Se Kaufman erra a mão em algum ponto, é no fato de, desde o começo, apresentar sua história sob a ótica da personagem de Jessie Buckley – até mesmo contando com a narração desta e deixando inequívoco que se trata de uma visão feminina para os temas que planeja tratar – para, então, transferir o protagonismo da metade em diante a Jake. A namorada passa a ser uma peça ou esquecida de sua memória ou a figura idealizada que fica ao seu lado – à sombra do homem. Sabemos que, infelizmente, não deixa de ser uma realidade com a qual nos deparamos através de décadas e que vem dando passos gradativos (não por falta de empenho, mas de oportunidades e igualdade entre gêneros) em direção a mudanças. Mas, ao final, a história toda parece ter girado em torno de Jake, tendo sua narradora simplesmente como aquela que o coadjuvou.

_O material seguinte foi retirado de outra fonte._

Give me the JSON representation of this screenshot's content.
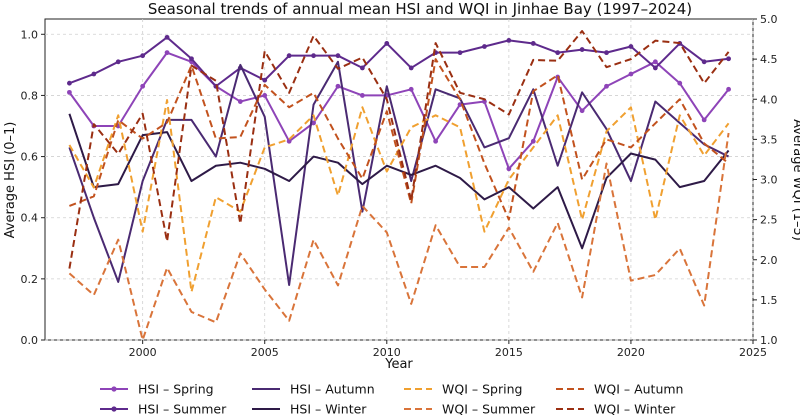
{
  "chart_data": {
    "type": "line",
    "title": "Seasonal trends of annual mean HSI and WQI in Jinhae Bay (1997–2024)",
    "xlabel": "Year",
    "ylabel_left": "Average HSI (0–1)",
    "ylabel_right": "Average WQI (1–5)",
    "xlim": [
      1996,
      2025
    ],
    "ylim_left": [
      0.0,
      1.05
    ],
    "ylim_right": [
      1.0,
      5.0
    ],
    "x_ticks": [
      2000,
      2005,
      2010,
      2015,
      2020,
      2025
    ],
    "x_tick_labels": [
      "2000",
      "2005",
      "2010",
      "2015",
      "2020",
      "2025"
    ],
    "y_left_ticks": [
      0.0,
      0.2,
      0.4,
      0.6,
      0.8,
      1.0
    ],
    "y_left_tick_labels": [
      "0.0",
      "0.2",
      "0.4",
      "0.6",
      "0.8",
      "1.0"
    ],
    "y_right_ticks": [
      1.0,
      1.5,
      2.0,
      2.5,
      3.0,
      3.5,
      4.0,
      4.5,
      5.0
    ],
    "y_right_tick_labels": [
      "1.0",
      "1.5",
      "2.0",
      "2.5",
      "3.0",
      "3.5",
      "4.0",
      "4.5",
      "5.0"
    ],
    "grid": true,
    "legend_position": "bottom",
    "x": [
      1997,
      1998,
      1999,
      2000,
      2001,
      2002,
      2003,
      2004,
      2005,
      2006,
      2007,
      2008,
      2009,
      2010,
      2011,
      2012,
      2013,
      2014,
      2015,
      2016,
      2017,
      2018,
      2019,
      2020,
      2021,
      2022,
      2023,
      2024
    ],
    "series": [
      {
        "name": "HSI – Spring",
        "axis": "left",
        "style": "solid",
        "color": "#8e44b8",
        "marker": true,
        "values": [
          0.81,
          0.7,
          0.7,
          0.83,
          0.94,
          0.91,
          0.83,
          0.78,
          0.8,
          0.65,
          0.71,
          0.83,
          0.8,
          0.8,
          0.82,
          0.65,
          0.77,
          0.78,
          0.56,
          0.65,
          0.86,
          0.75,
          0.83,
          0.87,
          0.91,
          0.84,
          0.72,
          0.82
        ]
      },
      {
        "name": "HSI – Summer",
        "axis": "left",
        "style": "solid",
        "color": "#5e2a8c",
        "marker": true,
        "values": [
          0.84,
          0.87,
          0.91,
          0.93,
          0.99,
          0.92,
          0.83,
          0.89,
          0.85,
          0.93,
          0.93,
          0.93,
          0.89,
          0.97,
          0.89,
          0.94,
          0.94,
          0.96,
          0.98,
          0.97,
          0.94,
          0.95,
          0.94,
          0.96,
          0.89,
          0.97,
          0.91,
          0.92
        ]
      },
      {
        "name": "HSI – Autumn",
        "axis": "left",
        "style": "solid",
        "color": "#4a2a72",
        "marker": false,
        "values": [
          0.63,
          0.4,
          0.19,
          0.52,
          0.72,
          0.72,
          0.6,
          0.9,
          0.73,
          0.18,
          0.77,
          0.91,
          0.42,
          0.83,
          0.52,
          0.82,
          0.79,
          0.63,
          0.66,
          0.82,
          0.57,
          0.81,
          0.69,
          0.52,
          0.78,
          0.71,
          0.64,
          0.6
        ]
      },
      {
        "name": "HSI – Winter",
        "axis": "left",
        "style": "solid",
        "color": "#2e1a47",
        "marker": false,
        "values": [
          0.74,
          0.5,
          0.51,
          0.67,
          0.68,
          0.52,
          0.57,
          0.58,
          0.56,
          0.52,
          0.6,
          0.58,
          0.51,
          0.57,
          0.54,
          0.57,
          0.53,
          0.46,
          0.5,
          0.43,
          0.5,
          0.3,
          0.53,
          0.61,
          0.59,
          0.5,
          0.52,
          0.62
        ]
      },
      {
        "name": "WQI – Spring",
        "axis": "right",
        "style": "dashed",
        "color": "#f0a030",
        "marker": false,
        "values": [
          3.43,
          2.9,
          3.8,
          2.35,
          3.99,
          1.6,
          2.78,
          2.6,
          3.4,
          3.5,
          3.8,
          2.8,
          3.9,
          3.1,
          3.65,
          3.8,
          3.65,
          2.35,
          3.0,
          3.4,
          3.8,
          2.5,
          3.6,
          3.9,
          2.5,
          3.8,
          3.3,
          3.7
        ]
      },
      {
        "name": "WQI – Summer",
        "axis": "right",
        "style": "dashed",
        "color": "#d9743a",
        "marker": false,
        "values": [
          1.83,
          1.56,
          2.25,
          1.0,
          1.9,
          1.35,
          1.22,
          2.08,
          1.63,
          1.24,
          2.25,
          1.68,
          2.67,
          2.34,
          1.45,
          2.43,
          1.91,
          1.91,
          2.4,
          1.85,
          2.46,
          1.53,
          3.2,
          1.74,
          1.81,
          2.14,
          1.43,
          3.58
        ]
      },
      {
        "name": "WQI – Autumn",
        "axis": "right",
        "style": "dashed",
        "color": "#c2521e",
        "marker": false,
        "values": [
          2.67,
          2.79,
          3.74,
          3.51,
          3.71,
          4.42,
          3.51,
          3.53,
          4.18,
          3.9,
          4.08,
          3.51,
          3.01,
          3.85,
          2.7,
          4.5,
          4.0,
          3.2,
          2.5,
          4.1,
          4.3,
          3.0,
          3.5,
          3.4,
          3.7,
          4.0,
          3.45,
          3.2
        ]
      },
      {
        "name": "WQI – Winter",
        "axis": "right",
        "style": "dashed",
        "color": "#9a2f12",
        "marker": false,
        "values": [
          1.89,
          3.69,
          3.32,
          3.82,
          2.23,
          4.42,
          4.23,
          2.45,
          4.6,
          4.08,
          4.79,
          4.38,
          4.52,
          4.0,
          2.74,
          4.7,
          4.08,
          4.0,
          3.81,
          4.49,
          4.48,
          4.85,
          4.4,
          4.5,
          4.73,
          4.7,
          4.2,
          4.59
        ]
      }
    ]
  }
}
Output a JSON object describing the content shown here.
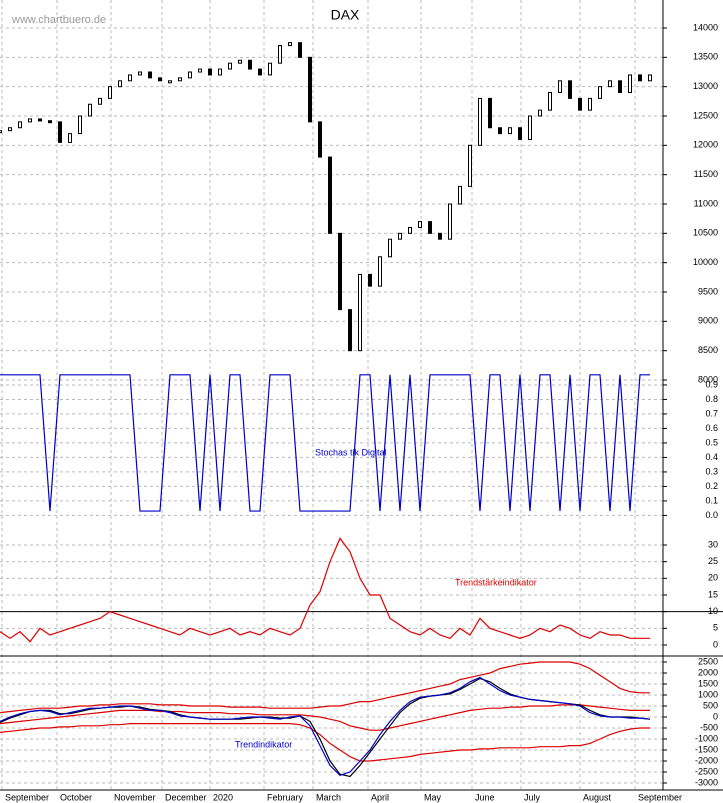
{
  "chart_data": [
    {
      "type": "candle",
      "title": "DAX",
      "watermark": "www.chartbuero.de",
      "color": "#000000",
      "x": [
        0,
        1,
        2,
        3,
        4,
        5,
        6,
        7,
        8,
        9,
        10,
        11,
        12,
        13,
        14,
        15,
        16,
        17,
        18,
        19,
        20,
        21,
        22,
        23,
        24,
        25,
        26,
        27,
        28,
        29,
        30,
        31,
        32,
        33,
        34,
        35,
        36,
        37,
        38,
        39,
        40,
        41,
        42,
        43,
        44,
        45,
        46,
        47,
        48,
        49,
        50,
        51,
        52,
        53,
        54,
        55,
        56,
        57,
        58,
        59,
        60,
        61,
        62,
        63,
        64,
        65
      ],
      "xlim": [
        0,
        66
      ],
      "values": [
        12250,
        12300,
        12400,
        12450,
        12420,
        12400,
        12050,
        12200,
        12500,
        12700,
        12800,
        13000,
        13100,
        13200,
        13250,
        13150,
        13100,
        13100,
        13150,
        13250,
        13300,
        13200,
        13300,
        13400,
        13450,
        13300,
        13200,
        13400,
        13700,
        13750,
        13500,
        12400,
        11800,
        10500,
        9200,
        8500,
        9800,
        9600,
        10100,
        10400,
        10500,
        10600,
        10700,
        10500,
        10400,
        11000,
        11300,
        12000,
        12800,
        12300,
        12200,
        12300,
        12100,
        12500,
        12600,
        12900,
        13100,
        12800,
        12600,
        12800,
        13000,
        13100,
        12900,
        13200,
        13100,
        13200
      ],
      "ylim": [
        7864,
        14477
      ],
      "yticks": [
        8000,
        8500,
        9000,
        9500,
        10000,
        10500,
        11000,
        11500,
        12000,
        12500,
        13000,
        13500,
        14000
      ],
      "grid": true
    },
    {
      "type": "line",
      "annotation": "Stochas tik Digital",
      "color": "#0000cc",
      "values": [
        0.97,
        0.97,
        0.97,
        0.97,
        0.97,
        0.03,
        0.97,
        0.97,
        0.97,
        0.97,
        0.97,
        0.97,
        0.97,
        0.97,
        0.03,
        0.03,
        0.03,
        0.97,
        0.97,
        0.97,
        0.03,
        0.97,
        0.03,
        0.97,
        0.97,
        0.03,
        0.03,
        0.97,
        0.97,
        0.97,
        0.03,
        0.03,
        0.03,
        0.03,
        0.03,
        0.03,
        0.97,
        0.97,
        0.03,
        0.97,
        0.03,
        0.97,
        0.03,
        0.97,
        0.97,
        0.97,
        0.97,
        0.97,
        0.03,
        0.97,
        0.97,
        0.03,
        0.97,
        0.03,
        0.97,
        0.97,
        0.03,
        0.97,
        0.03,
        0.97,
        0.97,
        0.03,
        0.97,
        0.03,
        0.97,
        0.97
      ],
      "ylim": [
        -0.066,
        1.072
      ],
      "yticks": [
        {
          "value": 0,
          "label": "0.0"
        },
        0.1,
        0.2,
        0.3,
        0.4,
        0.5,
        0.6,
        0.7,
        0.8,
        0.9
      ],
      "grid": true
    },
    {
      "type": "line",
      "annotation": "Trendstärkeindikator",
      "color": "#dd0000",
      "reference_line": 10,
      "values": [
        4,
        2,
        4,
        1,
        5,
        3,
        4,
        5,
        6,
        7,
        8,
        10,
        9,
        8,
        7,
        6,
        5,
        4,
        3,
        5,
        4,
        3,
        4,
        5,
        3,
        4,
        3,
        5,
        4,
        3,
        5,
        12,
        16,
        25,
        32,
        28,
        20,
        15,
        15,
        8,
        6,
        4,
        3,
        5,
        3,
        2,
        5,
        3,
        8,
        5,
        4,
        3,
        2,
        3,
        5,
        4,
        6,
        5,
        3,
        2,
        4,
        3,
        3,
        2,
        2,
        2
      ],
      "ylim": [
        -3.3,
        34.5
      ],
      "yticks": [
        0,
        5,
        10,
        15,
        20,
        25,
        30
      ],
      "grid": true
    },
    {
      "type": "line",
      "annotation": "Trendindikator",
      "series": [
        {
          "color": "#dd0000",
          "values": [
            200,
            250,
            300,
            350,
            400,
            400,
            400,
            450,
            500,
            500,
            550,
            550,
            600,
            600,
            600,
            600,
            550,
            550,
            550,
            500,
            500,
            500,
            500,
            450,
            450,
            450,
            450,
            400,
            400,
            400,
            400,
            400,
            450,
            500,
            500,
            600,
            700,
            700,
            800,
            900,
            1000,
            1100,
            1200,
            1300,
            1400,
            1500,
            1700,
            1800,
            1900,
            2000,
            2200,
            2300,
            2400,
            2450,
            2500,
            2500,
            2500,
            2500,
            2400,
            2200,
            1900,
            1600,
            1300,
            1150,
            1100,
            1100
          ]
        },
        {
          "color": "#dd0000",
          "values": [
            -300,
            -250,
            -200,
            -150,
            -100,
            -50,
            0,
            50,
            100,
            150,
            200,
            250,
            300,
            300,
            300,
            300,
            250,
            250,
            250,
            200,
            200,
            200,
            200,
            150,
            150,
            150,
            100,
            100,
            100,
            100,
            100,
            50,
            0,
            -100,
            -200,
            -400,
            -500,
            -600,
            -600,
            -500,
            -400,
            -300,
            -200,
            -100,
            0,
            100,
            200,
            300,
            350,
            400,
            400,
            450,
            450,
            500,
            500,
            500,
            550,
            550,
            550,
            500,
            450,
            400,
            350,
            300,
            300,
            300
          ]
        },
        {
          "color": "#dd0000",
          "values": [
            -700,
            -650,
            -600,
            -550,
            -500,
            -500,
            -450,
            -450,
            -400,
            -400,
            -400,
            -350,
            -350,
            -300,
            -300,
            -300,
            -300,
            -300,
            -300,
            -300,
            -300,
            -300,
            -300,
            -300,
            -300,
            -300,
            -300,
            -300,
            -300,
            -300,
            -350,
            -500,
            -800,
            -1200,
            -1500,
            -1800,
            -2000,
            -2000,
            -1950,
            -1900,
            -1850,
            -1800,
            -1700,
            -1650,
            -1600,
            -1550,
            -1500,
            -1500,
            -1450,
            -1450,
            -1400,
            -1400,
            -1400,
            -1400,
            -1350,
            -1350,
            -1350,
            -1300,
            -1300,
            -1200,
            -1000,
            -800,
            -650,
            -550,
            -500,
            -500
          ]
        },
        {
          "color": "#000000",
          "values": [
            -250,
            -50,
            100,
            250,
            300,
            300,
            150,
            150,
            250,
            350,
            400,
            450,
            450,
            500,
            450,
            350,
            300,
            250,
            100,
            0,
            -50,
            -100,
            -100,
            -100,
            -100,
            -50,
            0,
            0,
            -50,
            -50,
            50,
            -200,
            -1000,
            -2000,
            -2600,
            -2700,
            -2200,
            -1600,
            -1000,
            -400,
            200,
            600,
            850,
            950,
            1000,
            1050,
            1250,
            1500,
            1750,
            1600,
            1300,
            1050,
            900,
            800,
            750,
            700,
            650,
            600,
            550,
            300,
            100,
            0,
            0,
            0,
            -50,
            -100
          ]
        },
        {
          "color": "#0000cc",
          "values": [
            -200,
            0,
            150,
            250,
            300,
            250,
            100,
            200,
            300,
            400,
            400,
            450,
            500,
            500,
            400,
            300,
            300,
            200,
            50,
            0,
            -50,
            -100,
            -100,
            -100,
            -50,
            0,
            0,
            -50,
            -100,
            0,
            50,
            -400,
            -1300,
            -2200,
            -2650,
            -2500,
            -2000,
            -1500,
            -800,
            -200,
            300,
            700,
            900,
            950,
            1000,
            1100,
            1300,
            1600,
            1800,
            1500,
            1200,
            1000,
            900,
            800,
            750,
            700,
            650,
            600,
            500,
            200,
            50,
            0,
            0,
            -50,
            -50,
            -100
          ]
        }
      ],
      "ylim": [
        -3318,
        2773
      ],
      "yticks": [
        -3000,
        -2500,
        -2000,
        -1500,
        -1000,
        -500,
        0,
        500,
        1000,
        1500,
        2000,
        2500
      ],
      "grid": true,
      "xticks": [
        {
          "value": 0.2,
          "label": "September"
        },
        {
          "value": 5.7,
          "label": "October"
        },
        {
          "value": 11.1,
          "label": "November"
        },
        {
          "value": 16.2,
          "label": "December"
        },
        {
          "value": 21,
          "label": "2020"
        },
        {
          "value": 26.4,
          "label": "February"
        },
        {
          "value": 31.3,
          "label": "March"
        },
        {
          "value": 36.8,
          "label": "April"
        },
        {
          "value": 42.1,
          "label": "May"
        },
        {
          "value": 47.2,
          "label": "June"
        },
        {
          "value": 52.1,
          "label": "July"
        },
        {
          "value": 58,
          "label": "August"
        },
        {
          "value": 63.5,
          "label": "September"
        }
      ]
    }
  ]
}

É particularmente curioso quando alguém diz que os filmes de Kaufman são complexos, comparando-os a labirintos e alegando que o espectador possui a difícil tarefa de montar as peças de seus alucinados quebra-cabeças. Eu, pelo contrário, acho que seus filmes são perfeitamente estruturados e suas metáforas, compreensíveis. Óbvio que há uma coisa ou outra que continua parecendo sem sentido após as sessões de seus longas (mas o quanto disso é realmente simbolismo na tentativa de transmitir uma mensagem e o quanto se trata apenas de conceito, de caprichos e idiossincrasias para corroborar a assinatura do autor?). De qualquer maneira, acredito que a forma é que é insana e absurda; a mensagem, entendível e bastante lúcida.

Como o próprio Kaufman diz lá pelas tantas, por meio de uma das falas da personagem sem nome (ora Lucy, ora Louisa, ora Amy), trata-se de imprimir universalidade ao específico. Nisso, o cineasta continua sendo um especialista.